Constitutional AI 解決了 RLHF 的兩個問題:昂貴(每個訓練範例都需要人工標註)和不透明(標準隱含在標註者的判斷中)。透過把原則明確化,CAI 讓對齊更透明、更可擴展、更一致。這是 Claude 訓練方式的核心部分。

Deep Dive

The CAI process has two phases. First, supervised learning: the model generates responses, then a separate instance critiques those responses against the constitutional principles ("Does this response help with harmful activities?"), and revises them. The model is fine-tuned on the revised responses. Second, RL from AI feedback (RLAIF): instead of human preference labels, an AI model compares response pairs against the constitution and provides the preference signal for RL training.

The Constitution

The constitution is a set of natural-language principles: "Choose the response that is most helpful while being honest and harmless," "Prefer responses that don't help with illegal activities," etc.
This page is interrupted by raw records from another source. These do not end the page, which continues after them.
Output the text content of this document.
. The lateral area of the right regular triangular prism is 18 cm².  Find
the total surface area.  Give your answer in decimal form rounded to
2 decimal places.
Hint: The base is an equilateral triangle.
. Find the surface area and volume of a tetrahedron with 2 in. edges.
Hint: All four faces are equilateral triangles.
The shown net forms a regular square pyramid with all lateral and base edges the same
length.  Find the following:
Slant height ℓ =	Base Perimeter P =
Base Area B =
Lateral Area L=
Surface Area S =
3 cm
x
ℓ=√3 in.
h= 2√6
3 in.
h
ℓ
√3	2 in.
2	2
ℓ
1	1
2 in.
The power of this approach is that principles can be modified, added, or removed without retraining from scratch — you update the constitution and re-run the critique-revision process. This makes alignment criteria explicit, debatable, and improvable.

Beyond Anthropic

The constitutional approach has influenced the broader alignment field. The idea of using AI feedback (RLAIF) to scale alignment beyond what human labeling can provide is now used by multiple labs. The concept of explicit, auditable alignment criteria — rather than implicit criteria embedded in labeler instructions — is becoming an industry best practice.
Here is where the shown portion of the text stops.